A problem arises when hyperbole becomes cliché. It might be clever to treat a heat wave with references to deceased bad guys of history outside signing autographs, as I did in Dallas in 1980. One day when the temperature reached 105F or so I said something like "Billy the Kid is out signing autographs". (In all likelihood Billy the Kid was illiterate, but that is beside the point). As the temperature got worse and worse I went through a series of evil persons, reaching Benito Mussolini and Hideki Tojo as the outside temperature reached 113F on two separate days. I was saving Stalin for 114F and Hitler for 115F, but the heat wave started to abate some, and the grim contrast between the weather and Hell (it's the Bible Belt) starts to lose its zing.
Yes, that was a brutal heatwave. How bad was it? I wore winter clothing in an effort to protect myself from the heat. It worked surprisingly well, although my dry-cleaning costs skyrocketed.
Paranoid delusions are neither cute nor clever.
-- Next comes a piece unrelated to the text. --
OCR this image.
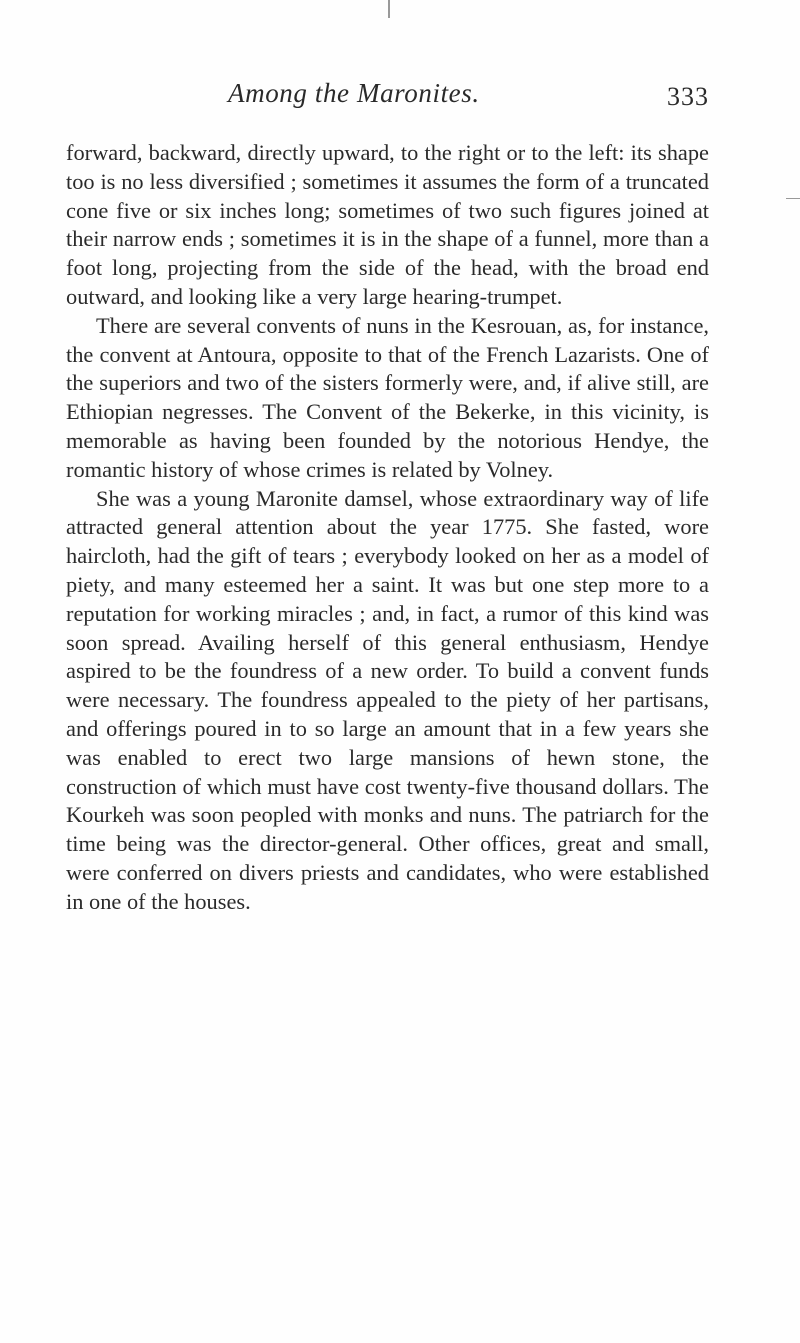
Among the Maronites.	333

forward, backward, directly upward, to the right or to the left: its shape too is no less diversified ; sometimes it assumes the form of a truncated cone five or six inches long; sometimes of two such figures joined at their narrow ends ; sometimes it is in the shape of a funnel, more than a foot long, projecting from the side of the head, with the broad end outward, and looking like a very large hearing-trumpet.

There are several convents of nuns in the Kesrouan, as, for instance, the convent at Antoura, opposite to that of the French Lazarists. One of the superiors and two of the sisters formerly were, and, if alive still, are Ethiopian negresses. The Convent of the Bekerke, in this vicinity, is memorable as having been founded by the notorious Hendye, the romantic history of whose crimes is related by Volney.

She was a young Maronite damsel, whose extraordinary way of life attracted general attention about the year 1775. She fasted, wore haircloth, had the gift of tears ; everybody looked on her as a model of piety, and many esteemed her a saint. It was but one step more to a reputation for working miracles ; and, in fact, a rumor of this kind was soon spread. Availing herself of this general enthusiasm, Hendye aspired to be the foundress of a new order. To build a convent funds were necessary. The foundress appealed to the piety of her partisans, and offerings poured in to so large an amount that in a few years she was enabled to erect two large mansions of hewn stone, the construction of which must have cost twenty-five thousand dollars. The Kourkeh was soon peopled with monks and nuns. The patriarch for the time being was the director-general. Other offices, great and small, were conferred on divers priests and candidates, who were established in one of the houses.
They are cliché at its worst. "They are spying on me through my TV set" -- maybe the cable TV company is watching what channels receive, and if you are watching HBO without paying the additional charge to see it because you have jimmied the cable box, maybe the cable company can take some retribution. It should be obvious that there is no cable channel that you would watch only if you are a criminal. Wiretapping? It works only because crooks get chatty (bragging about what they got with the loot, trying to talk in code that law enforcement can figure out, or simply forgetting that they are being monitored on the phone as they must be told)... law enforcement needs the warrant.
But, yes, under this Administration I can imagine some effort to determine whether one is preparing some 'unpatriotic' food like hummus or cous-cous in the microwave or the conventional oven. Paranoia often signals personal nastiness.